There were certain limitations related to features. Firstly, the feature variability, the studies examined in this review utilize a wide array of features reflecting the diversity of clinical data sources and methodologies. However, the variability in selected features across studies can hinder direct comparisons and the identification of universally impactful features. Secondly, the features that prove influential in one clinical context may not necessarily generalize to other healthcare settings or patient populations. Thirdly, many studies identified critical features, but not all provided in-depth insights into the clinical significance or mechanistic explanations of these features. Lastly, this review was constrained by the availability of data in the studies analyzed, as incomplete or restricted datasets can lead to incomplete representation of potentially critical features.

We hope that this review will help clarify which features and methods are most promising for improving the accuracy of sepsis prediction models for future research studies. Ultimately, the findings from this review will be valuable not only for researchers but also for healthcare professionals, as they seek to enhance early sepsis detection and patient care.

Conclusion

To our best knowledge, this is the first study of its kind that reviewed critical features and feature extraction methods for sepsis prediction. Spanning diverse studies, it encompassed over 18,841 features and explored techniques like wrapper, filter, and embedded extraction to assess their impact on sepsis prediction models. The findings of this study highlighted the pivotal role of dynamic features, notably encompassing vital signs, such as Temperature, Heart Rate, and Blood Pressure, alongside critical laboratory parameters including White Blood Cell count (WBC), Creatinine, Bilirubin, Platelet count, and Lactate levels in sepsis prediction.
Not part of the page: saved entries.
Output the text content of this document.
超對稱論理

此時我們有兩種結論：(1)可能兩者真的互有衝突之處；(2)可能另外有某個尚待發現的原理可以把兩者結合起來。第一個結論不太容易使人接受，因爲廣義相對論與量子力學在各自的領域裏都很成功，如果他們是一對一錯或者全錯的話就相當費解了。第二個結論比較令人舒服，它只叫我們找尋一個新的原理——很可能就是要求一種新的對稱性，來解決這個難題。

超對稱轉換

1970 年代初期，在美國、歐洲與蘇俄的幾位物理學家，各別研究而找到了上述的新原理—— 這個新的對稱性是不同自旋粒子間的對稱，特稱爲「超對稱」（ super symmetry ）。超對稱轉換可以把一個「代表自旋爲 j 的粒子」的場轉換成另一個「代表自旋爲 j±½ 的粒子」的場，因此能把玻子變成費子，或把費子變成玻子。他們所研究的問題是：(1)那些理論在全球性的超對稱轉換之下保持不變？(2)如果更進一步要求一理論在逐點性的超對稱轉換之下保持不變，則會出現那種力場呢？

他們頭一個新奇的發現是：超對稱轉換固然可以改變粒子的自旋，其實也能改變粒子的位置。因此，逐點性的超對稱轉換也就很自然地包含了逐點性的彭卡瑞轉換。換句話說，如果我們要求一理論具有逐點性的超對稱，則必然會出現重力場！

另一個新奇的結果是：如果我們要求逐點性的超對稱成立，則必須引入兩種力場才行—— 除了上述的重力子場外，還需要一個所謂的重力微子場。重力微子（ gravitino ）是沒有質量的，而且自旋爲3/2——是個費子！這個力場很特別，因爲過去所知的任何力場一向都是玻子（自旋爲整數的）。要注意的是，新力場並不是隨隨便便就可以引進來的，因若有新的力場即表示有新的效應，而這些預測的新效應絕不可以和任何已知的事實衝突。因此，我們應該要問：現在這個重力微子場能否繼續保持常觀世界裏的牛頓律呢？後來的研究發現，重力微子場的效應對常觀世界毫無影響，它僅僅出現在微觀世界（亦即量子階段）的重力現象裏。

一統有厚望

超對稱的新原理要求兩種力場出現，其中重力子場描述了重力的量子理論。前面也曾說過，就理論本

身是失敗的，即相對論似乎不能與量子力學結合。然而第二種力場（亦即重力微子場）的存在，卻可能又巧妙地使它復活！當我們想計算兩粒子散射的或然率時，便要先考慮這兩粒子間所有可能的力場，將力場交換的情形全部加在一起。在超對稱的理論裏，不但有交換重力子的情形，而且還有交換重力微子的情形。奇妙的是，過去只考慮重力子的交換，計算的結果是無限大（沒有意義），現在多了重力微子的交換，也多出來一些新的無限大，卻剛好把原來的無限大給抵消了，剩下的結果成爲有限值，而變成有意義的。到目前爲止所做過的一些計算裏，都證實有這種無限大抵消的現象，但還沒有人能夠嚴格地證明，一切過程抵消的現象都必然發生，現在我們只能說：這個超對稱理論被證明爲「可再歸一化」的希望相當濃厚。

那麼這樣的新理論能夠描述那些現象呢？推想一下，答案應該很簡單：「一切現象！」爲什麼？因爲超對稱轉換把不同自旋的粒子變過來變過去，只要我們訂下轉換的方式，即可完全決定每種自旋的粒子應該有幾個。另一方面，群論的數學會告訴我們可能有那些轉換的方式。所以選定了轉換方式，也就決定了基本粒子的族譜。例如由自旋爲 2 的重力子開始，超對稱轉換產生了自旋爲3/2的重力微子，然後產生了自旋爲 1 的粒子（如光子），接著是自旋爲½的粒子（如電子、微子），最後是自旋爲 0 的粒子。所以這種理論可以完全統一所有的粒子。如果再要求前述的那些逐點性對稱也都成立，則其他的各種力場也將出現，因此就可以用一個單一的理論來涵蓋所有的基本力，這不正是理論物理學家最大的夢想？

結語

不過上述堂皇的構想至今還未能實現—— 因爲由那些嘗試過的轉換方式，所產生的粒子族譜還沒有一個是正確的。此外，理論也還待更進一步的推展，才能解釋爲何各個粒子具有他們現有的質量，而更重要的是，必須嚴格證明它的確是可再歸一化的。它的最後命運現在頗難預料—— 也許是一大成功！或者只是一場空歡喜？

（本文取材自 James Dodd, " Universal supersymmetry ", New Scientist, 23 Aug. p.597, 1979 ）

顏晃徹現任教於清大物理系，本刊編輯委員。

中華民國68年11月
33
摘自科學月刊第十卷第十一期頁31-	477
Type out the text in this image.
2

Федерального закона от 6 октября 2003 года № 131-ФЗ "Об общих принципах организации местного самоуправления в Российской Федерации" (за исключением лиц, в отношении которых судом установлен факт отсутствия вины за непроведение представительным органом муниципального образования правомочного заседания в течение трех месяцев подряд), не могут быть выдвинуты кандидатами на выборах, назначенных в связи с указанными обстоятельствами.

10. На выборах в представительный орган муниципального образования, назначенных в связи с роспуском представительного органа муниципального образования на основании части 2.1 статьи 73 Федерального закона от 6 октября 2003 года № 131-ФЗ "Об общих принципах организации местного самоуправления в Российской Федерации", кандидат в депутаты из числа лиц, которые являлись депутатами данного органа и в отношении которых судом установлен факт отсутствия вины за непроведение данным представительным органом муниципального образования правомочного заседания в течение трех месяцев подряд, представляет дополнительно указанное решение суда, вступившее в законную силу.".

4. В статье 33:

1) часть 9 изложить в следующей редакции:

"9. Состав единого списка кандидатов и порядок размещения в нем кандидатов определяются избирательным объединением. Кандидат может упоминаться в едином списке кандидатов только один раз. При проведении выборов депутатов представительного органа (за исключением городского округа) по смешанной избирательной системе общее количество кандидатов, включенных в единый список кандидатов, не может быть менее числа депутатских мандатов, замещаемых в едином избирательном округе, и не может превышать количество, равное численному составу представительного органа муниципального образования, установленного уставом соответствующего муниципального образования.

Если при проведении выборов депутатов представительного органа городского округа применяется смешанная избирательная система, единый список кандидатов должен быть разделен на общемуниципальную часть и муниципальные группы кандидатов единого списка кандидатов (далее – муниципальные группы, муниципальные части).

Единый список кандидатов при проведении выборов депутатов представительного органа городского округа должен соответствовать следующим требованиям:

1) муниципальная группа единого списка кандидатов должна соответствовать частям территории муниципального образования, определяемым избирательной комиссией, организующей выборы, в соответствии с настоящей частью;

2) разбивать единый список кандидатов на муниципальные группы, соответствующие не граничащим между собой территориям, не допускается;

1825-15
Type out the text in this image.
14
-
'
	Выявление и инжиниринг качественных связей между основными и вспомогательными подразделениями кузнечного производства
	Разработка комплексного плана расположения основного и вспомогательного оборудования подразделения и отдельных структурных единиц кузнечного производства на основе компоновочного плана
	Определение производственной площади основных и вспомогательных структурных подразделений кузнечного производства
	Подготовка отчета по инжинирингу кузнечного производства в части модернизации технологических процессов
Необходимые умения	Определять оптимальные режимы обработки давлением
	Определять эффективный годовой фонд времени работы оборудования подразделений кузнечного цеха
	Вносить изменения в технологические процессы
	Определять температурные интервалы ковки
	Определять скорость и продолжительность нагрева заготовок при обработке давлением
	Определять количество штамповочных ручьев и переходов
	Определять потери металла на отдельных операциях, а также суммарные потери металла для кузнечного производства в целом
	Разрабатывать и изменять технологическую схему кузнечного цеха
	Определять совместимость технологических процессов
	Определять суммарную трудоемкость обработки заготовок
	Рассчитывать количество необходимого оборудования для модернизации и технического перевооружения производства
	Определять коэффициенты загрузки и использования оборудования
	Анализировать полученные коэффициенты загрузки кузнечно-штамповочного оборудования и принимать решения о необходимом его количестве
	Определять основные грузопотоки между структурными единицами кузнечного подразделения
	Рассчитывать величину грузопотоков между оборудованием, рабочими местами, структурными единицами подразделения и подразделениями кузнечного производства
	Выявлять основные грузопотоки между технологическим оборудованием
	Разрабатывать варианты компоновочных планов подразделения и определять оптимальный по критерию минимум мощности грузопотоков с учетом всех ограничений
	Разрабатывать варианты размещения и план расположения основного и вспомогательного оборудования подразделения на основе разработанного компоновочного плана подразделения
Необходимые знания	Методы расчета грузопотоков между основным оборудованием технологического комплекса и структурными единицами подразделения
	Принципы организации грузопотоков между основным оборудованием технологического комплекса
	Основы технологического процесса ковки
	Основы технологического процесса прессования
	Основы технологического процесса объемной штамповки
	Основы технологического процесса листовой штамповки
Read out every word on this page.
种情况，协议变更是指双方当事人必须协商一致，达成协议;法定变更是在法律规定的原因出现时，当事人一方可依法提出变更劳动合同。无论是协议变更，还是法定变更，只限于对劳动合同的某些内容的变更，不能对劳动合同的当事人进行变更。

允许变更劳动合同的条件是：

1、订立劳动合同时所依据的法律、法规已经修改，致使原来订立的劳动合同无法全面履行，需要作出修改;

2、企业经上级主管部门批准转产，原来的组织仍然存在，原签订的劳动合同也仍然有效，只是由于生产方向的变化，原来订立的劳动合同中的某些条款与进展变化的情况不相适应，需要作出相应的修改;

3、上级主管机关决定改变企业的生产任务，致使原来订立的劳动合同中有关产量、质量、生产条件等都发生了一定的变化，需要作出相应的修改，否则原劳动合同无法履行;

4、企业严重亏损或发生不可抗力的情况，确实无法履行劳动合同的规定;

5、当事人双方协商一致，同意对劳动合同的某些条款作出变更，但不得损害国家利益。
These dynamic features have shown consistent and substantial prominence in prognosticating the onset of sepsis, exhibiting remarkable discriminatory power and pivotal utility in the early detection of septic conditions. In contrast, the demographic variables have evinced comparatively diminished influence in effectively predicting sepsis. For enhancing the predictive efficacy of sepsis models, the strategic implementation of feature selection methodologies has emerged as a crucial factor. The judicious identification and integration of key predictors via Filter, Wrapper, and Feature extraction techniques, these methodologies have effectively mitigated data dimensionality issues and conferred enhanced model stability, thereby facilitating the development of accurate and refined predictive models. In terms of model efficacy, the Random Forest and XG Boost models have exhibited superior performance, with commendable AUROC, sensitivity, and specificity scores. Additionally, Deep Learning models have demonstrated consistent and profound insights into the correlation between features and model predictions, an aspect that conventional Machine Learning models have not been able to fully elucidate yet. These Deep Learning models have demonstrated remarkable AUROC values across different prediction time windows, ranging from 12 to 48 h.

We recommend standardization of feature engineering methods used in sepsis prediction models which will facilitate comparison across studies and will foster consistency. Also, researchers should provide detailed description of the feature engineering process in their publication, including the rationale behind selecting methods and detailed data preprocessing steps.

In summary, this study reaffirmed the crucial role of features in sepsis prediction. The careful choice of feature extraction methods can significantly impact the model’s performance and provide clinicians with valuable insights into complex interrelationships.